Page MenuHomePhabricator

Investigate why tracker template is not detected on Austrian images
Open, Needs TriagePublic

Description

From :c:Commons_talk:Monuments_database/Images_without_id

Images without id reports Hall_in_Tirol,_Haus_Unterer_Stadtplatz_8a.jpg as not having an id template despite it having one.

Event Timeline

Running the queries manually in quarry to see where the image shows up and where it doesn't.

  • getMonumentsWithTemplate -- contains Hall in Tirol, Haus Unterer Stadtplatz 8a.jpg
  • getMonumentsWithoutTemplate -- empty dataset because the base category is unpopulated and subcategories are not of the form Cultural heritage monuments in Austria in %.
  • Proxying getMonumentsWithPhoto by running SELECT image, id FROM monuments_all WHERE NOT image='' AND country="at" AND lang="de" AND id=44715; from toolforge (because quarry does not have access) -- contains Hall in Tirol, Haus Unterer Stadtplatz 8a.jpg

Running the script in docker for at_de (after first harvesting):
getMonumentsWithoutTemplate output contains Hall_in_Tirol,_Haus_Unterer_Stadtplatz_8a.jpg
getMonumentsWithPhoto output does not contains Hall_in_Tirol,_Haus_Unterer_Stadtplatz_8a.jpg

Diging into this a bit more the monument database contains Hall_in_Tirol,_Haus_Unterer_Stadtpatz_8a.JPG wheras the file is called Hall_in_Tirol,_Haus_Unterer_Stadtplatz_8a.jpg on Commons.

So the cause is a redirect in this case.

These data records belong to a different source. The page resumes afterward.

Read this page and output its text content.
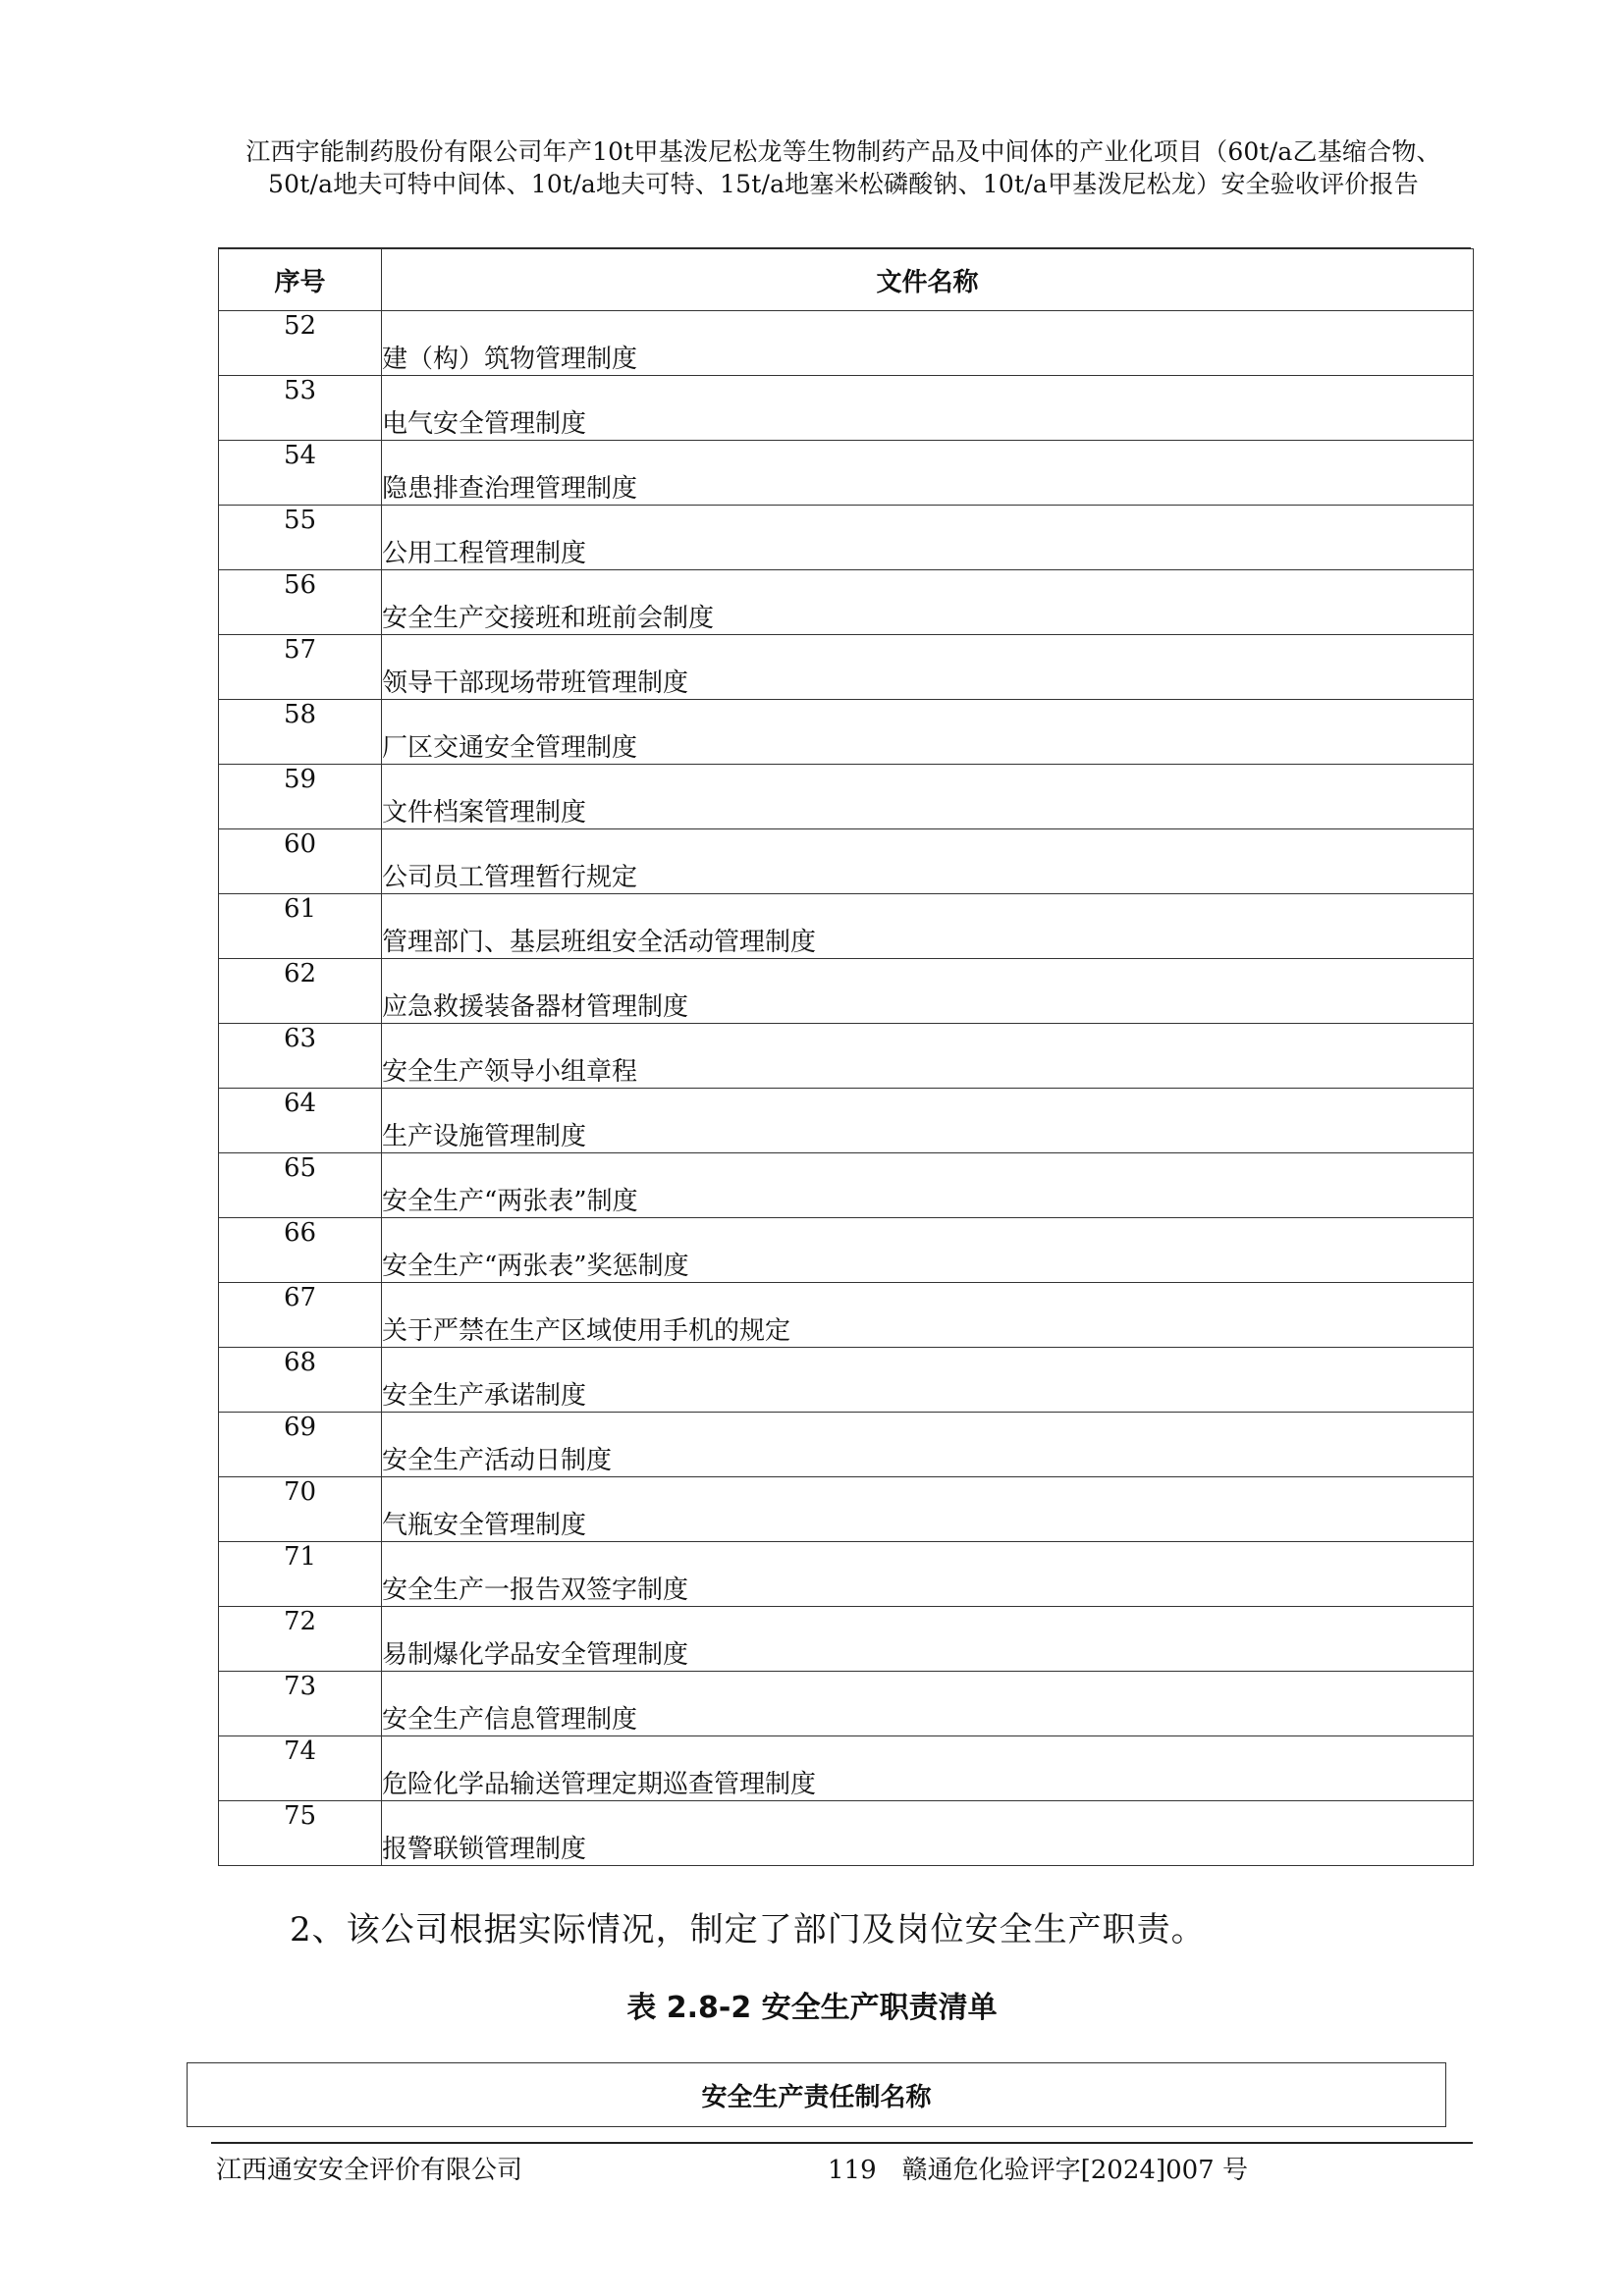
江西宇能制药股份有限公司年产10t甲基泼尼松龙等生物制药产品及中间体的产业化项目（60t/a乙基缩合物、50t/a地夫可特中间体、10t/a地夫可特、15t/a地塞米松磷酸钠、10t/a甲基泼尼松龙）安全验收评价报告
序号	文件名称
52	建（构）筑物管理制度
53	电气安全管理制度
54	隐患排查治理管理制度
55	公用工程管理制度
56	安全生产交接班和班前会制度
57	领导干部现场带班管理制度
58	厂区交通安全管理制度
59	文件档案管理制度
60	公司员工管理暂行规定
61	管理部门、基层班组安全活动管理制度
62	应急救援装备器材管理制度
63	安全生产领导小组章程
64	生产设施管理制度
65	安全生产“两张表”制度
66	安全生产“两张表”奖惩制度
67	关于严禁在生产区域使用手机的规定
68	安全生产承诺制度
69	安全生产活动日制度
70	气瓶安全管理制度
71	安全生产一报告双签字制度
72	易制爆化学品安全管理制度
73	安全生产信息管理制度
74	危险化学品输送管理定期巡查管理制度
75	报警联锁管理制度
2、该公司根据实际情况，制定了部门及岗位安全生产职责。
表 2.8-2 安全生产职责清单
安全生产责任制名称
江西通安安全评价有限公司	119　赣通危化验评字[2024]007 号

The good solution would be to resolve this on harvest, but that is likely expensive.

Looking at the others the majority seem to be redirects or local uploads (some of which also exist on Commons. There is also at least one case of an image being in the monuments database with url encoded characters.

I have the following in my css to make redirects stand out

/* omdirigeringslänkar */
.mw-redirect { color: #008000; }
.mw-redirect:visited { color: #006400; }

Redirect and local images could be tested as part of images_without_id. Not sure it's the most suitable place though. @JeanFred any thoughts.

addCommonsTemplate already checks for page existence so resolving redirects and reporting back existence should be doable without any significant overhead.